[No.104]フィンテック向け”ChatGPT”、ブルームバーグは金融情報処理に特化した大規模言語モデルを開発
金融情報サービス企業ブルームバーグ(Bloomberg)は、独自の大規模言語モデル「BloombergGPT」を開発した。
これはChatGPTのコンセプトをフィンテックに適用したもので、金融情報を解析するために使われる。
ChatGPTは汎用的な言語モデルであるが、BloombergGPTは金融情報処理に特化した構造で、AIが銀行業務に関するドキュメントを解析する。(下の写真、ブルームバーグは証券取引に関する情報を配信。)
BloombergGPTの構造
「BloombergGPT」は、名称が示している通り、大規模言語モデル「GPT」をベースとし、ブルームバーグの金融タスクを実行する専用AIとなる。
GPTとは「Generative Pre-Trained」の略で、「プレ教育」した生成型AIを意味する。
生成型AIは「Transformers」というモデルを使っており、OpenAIはこれをプレ教育して「ChatGPT」や「GPT-3」などを開発した。
BloombergGPTの機能
これに対して、ブルームバーグはプレ教育された生成型AIを使い、このモデルを大量の金融データで教育し、専用GPTである「BloombergGPT」を開発した。
ブルームバーグは金融情報企業で、40年にわたる大量の金融関連データを保有しており、これを使ってアルゴリズムを教育した。

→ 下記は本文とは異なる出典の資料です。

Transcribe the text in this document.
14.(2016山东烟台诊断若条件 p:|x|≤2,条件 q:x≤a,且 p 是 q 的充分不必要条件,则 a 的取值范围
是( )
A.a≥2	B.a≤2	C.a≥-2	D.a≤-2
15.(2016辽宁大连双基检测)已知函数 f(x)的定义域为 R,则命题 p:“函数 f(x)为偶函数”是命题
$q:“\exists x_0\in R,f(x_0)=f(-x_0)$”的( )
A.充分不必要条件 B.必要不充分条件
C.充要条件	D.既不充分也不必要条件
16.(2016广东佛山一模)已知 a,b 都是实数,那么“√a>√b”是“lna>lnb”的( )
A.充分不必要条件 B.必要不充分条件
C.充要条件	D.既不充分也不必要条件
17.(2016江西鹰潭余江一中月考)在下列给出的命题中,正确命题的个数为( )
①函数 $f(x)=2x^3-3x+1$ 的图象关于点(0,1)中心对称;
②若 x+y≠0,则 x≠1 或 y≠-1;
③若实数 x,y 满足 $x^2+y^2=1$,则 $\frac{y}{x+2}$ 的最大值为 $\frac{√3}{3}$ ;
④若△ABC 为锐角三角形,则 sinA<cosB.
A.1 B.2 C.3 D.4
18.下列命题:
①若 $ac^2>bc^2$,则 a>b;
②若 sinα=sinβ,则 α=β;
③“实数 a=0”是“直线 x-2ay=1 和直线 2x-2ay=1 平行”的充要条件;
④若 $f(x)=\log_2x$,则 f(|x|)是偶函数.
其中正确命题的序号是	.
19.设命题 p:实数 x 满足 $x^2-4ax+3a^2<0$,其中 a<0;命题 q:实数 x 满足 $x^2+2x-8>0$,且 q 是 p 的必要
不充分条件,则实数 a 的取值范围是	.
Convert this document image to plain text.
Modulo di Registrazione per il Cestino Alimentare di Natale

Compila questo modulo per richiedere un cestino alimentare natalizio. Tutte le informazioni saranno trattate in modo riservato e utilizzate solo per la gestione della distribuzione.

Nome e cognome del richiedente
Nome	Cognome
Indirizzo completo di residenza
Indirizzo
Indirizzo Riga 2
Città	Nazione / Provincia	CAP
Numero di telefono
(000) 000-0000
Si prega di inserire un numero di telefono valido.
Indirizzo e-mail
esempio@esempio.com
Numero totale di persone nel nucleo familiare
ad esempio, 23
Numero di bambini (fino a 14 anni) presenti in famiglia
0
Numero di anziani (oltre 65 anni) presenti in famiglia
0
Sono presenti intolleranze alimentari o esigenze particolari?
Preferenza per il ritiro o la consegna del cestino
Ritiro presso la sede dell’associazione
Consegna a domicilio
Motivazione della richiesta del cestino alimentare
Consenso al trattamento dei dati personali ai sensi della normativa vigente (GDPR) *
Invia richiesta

これにより、BloombergGPTは金融に関する知識を獲得し、フィンテック市場で最も高性能なAIを生み出した。
利用方法
BloombergGPTは銀行業務などで金融情報を解析するために使われる。
BloombergGPTは「デコーダー(Decoder)」というモデルで、入力されたテキストを解析し、そこに潜んでいる知識を引き出すために使われる。
具体的には、入力されたテキストから、感情分析(Sentiment Analysis)、固有名詞の抽出(Named Entity Recognition)、質疑応答(Question Answer)などのタスクを実行する。
これらは金融自然言語処理「Financial NLP」という機能で、多くの銀行で使われているが、BloombergGPTはこの処理で世界最大の精度を示した。(下の写真、金融関連記事を入力し、BloombergGPTがタイトルを生成する事例。)
システム構成
BloombergGPTはオープンソースの大規模言語モデル「Bloom」をベースに開発された。
Bloomは一般に公開されており、このモデルを大量の金融データで教育した。
ブルームバーグは教育のための大規模なデータベースを構築した。デーやベースは、金融関連データと一般データで構成され、それぞれの規模は:
- 金融関連のデータベース:3,630億トークン
- 一般情報のデータベース:3,450億トークン
トークンとは自然言語処理の最小単位を示し、ここでは単語の数となる。
このように、BloombergGPTは合計で7,000億超のトークンで教育された大規模モデルで、金融処理に特化したAIであるが、一般情報を処理する機能を兼ね備えていることが特徴となる。
オープンソース「Bloom」とは
「Bloom」はオープンソース団体Hugging Faceにより開発された大規模言語モデルで、1760億個のパラメータから構成され、59の言語を処理する機能を持つ。
OpenAIが開発した「GPT-3」は1350億個のパラメータから成るが、これを上回り世界最大規模のオープンソースAIモデルとなる。
Hugging FaceはBloomをオープンソースとして公開しており(下の写真)、企業や大学などが利用している。
ブルームバーグはBloomをベースに、これを改造し、金融処理に特化したモデルを構築した。
ベンチマーク結果
BloombergGPTは言語処理のベンチマークで好成績を示した。
BloombergGPTは金融タスクに特化した構成であり、金融処理でトップの成績を示した。(下のグラフ上段)。
また、一般情報で教育されたモデルでもあり、汎用ベンチマークでOpenAIのGPT-3に次ぐ性能を示している。(下のグラフ下段)。
BloombergGPTは一般的な言語処理で高度な性能を示し、これが金融処理で生かされていると考えられる。
業種に特化した”ChatGPT”
BloombergGPTは大規模言語モデルの将来動向に関し重要な指標を示した。
OpenAIが開発するChatGPTは、特定の業種に特化することなく、汎用的にタスクを実行するモデルとなる。
これに対し、BloombergGPTはファイナンスに特化したタスクを実行する構造で、フィンテック向けの専用モデルとなる。
業種に特化すると、小さいモデルでも高度な性能を示し、この方式が注目されている。
これからは、金融だけでなく、医療や教育やEコマースなど、業種に特化した”ChatGPT”の開発が進むと考えられる。